During the second installment of BC&E’s 2022 Construction Blueprint Series, speakers discussed innovative urban redevelopment projects currently underway in Baltimore, the potential of such projects to change communities, and the challenges that confront companies at the forefront of urban redevelopment.
Baltimore City Recreation and Parks (BCRP) is currently in the midst of transforming multiple public spaces to improve the quality of city life. Projects include the redevelopment of Druid Hill Park, construction of Middle Branch Fitness and Wellness Center, redevelopment of an 11-mile stretch of shoreline from Port Covington to Brooklyn, and numerous other projects on the horizon. Significant FY23 funding, including $30 million of ARPA funds, will enable BCRP to contract five pool projects, the Chick Webb Recreation Center renovation and other projects in the coming months, said Adam Boarman, BCRP Chief of Capital Development.
Meanwhile, city officials are exploring other, transformational projects.
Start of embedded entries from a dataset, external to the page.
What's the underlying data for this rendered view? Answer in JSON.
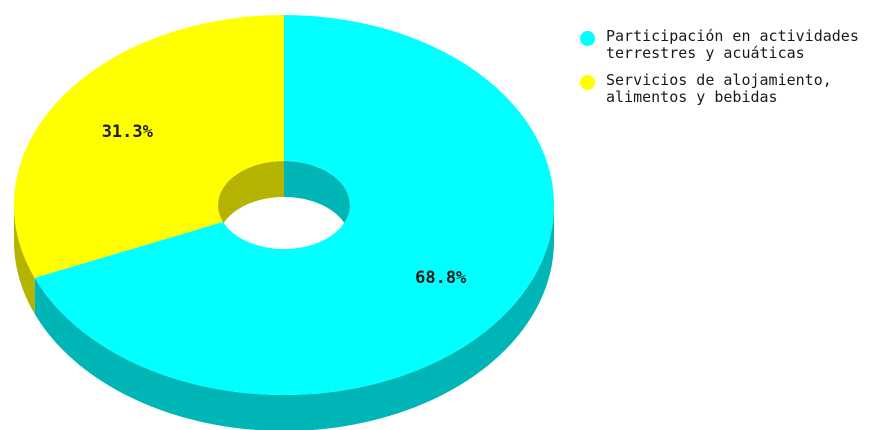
{
  "chart_data": {
    "type": "pie",
    "style": "3d-donut",
    "legend_position": "top-right",
    "slices": [
      {
        "label": "Participación en actividades terrestres y acuáticas",
        "value": 68.8,
        "value_label": "68.8%",
        "color": "#00ffff",
        "side_color": "#00b5b5"
      },
      {
        "label": "Servicios de alojamiento, alimentos y bebidas",
        "value": 31.3,
        "value_label": "31.3%",
        "color": "#ffff00",
        "side_color": "#b3b300"
      }
    ]
  }
}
“As I am sitting here in my office, I stare at a four-lane highway that cuts off [Druid Hill Park] from the neighborhoods. Some historic injustices and racially driven polices put this road into place,” Boarman said. For the park renovation to succeed, “the road needs to be reimagined. It needs to be brought down to human scale… It needs to establish the connection between the neighborhoods and the park.”
City officials, he added, are also looking at options to address a major gap and a missed opportunity in the region’s recreation facilities. Baltimore lacks facilities that have enough outdoor fields or indoor courts to support sports tournaments.
“Sports tourism is a billion-dollar industry. Why can’t Baltimore be set up as a hub on the I-95 corridor so we can get sports teams coming to play their tournaments in our city,” Boarman said.
Elsewhere in Baltimore, Parity is driving a different kind of transformation. Committed to “development without displacement,” the nonprofit, equitable development company is rehabilitating abandoned houses and selling those new homes at “very, very affordable rates” to low- and moderate-income earners.
“We work in West Baltimore in one of the most distressed neighborhoods with one of the highest rates of home vacancy,” said Bree Jones, Founder. “Most developers, most institutional capital look at those neighborhoods as undesirable or impossible to revitalize. Parity looks at these neighborhoods as rich in culture, rich in history, rich in assets.”
Parity’s efforts have already produced a long wait list for its homes and attracted national attention.
“I think people see this as a model to revitalize some of the most distressed communities but do it in a way that creates wealth and equity in the process,” Jones said.
Near the intersection of Greenspring Avenue and Cold Spring Lane, Choo Smith Youth Empowerment is developing a “communi-versity,” said Karyn Bullock, Senior Vice President of Operations. The project will include 240 apartments (a mix of affordable and market rate), 50 to 80 garage townhomes and a new community center that includes basketball courts, a refurbished football field and track, computer classrooms, a mock courtroom, theatre, dance studio, commercial kitchen and banquet hall. The development is also on track to attract a grocery store to an area which is currently a food desert, and possibly other retailers.
Companies and institutions involved in bold, urban redevelopment projects, however, face major challenges, ranging from difficult site conditions (such as soil conditions at the former incinerator waste site selected for the Middle Branch Fitness and Wellness Center) and negative stereotypes about neighborhoods to lack of financing and other support for women- and minority-owned companies.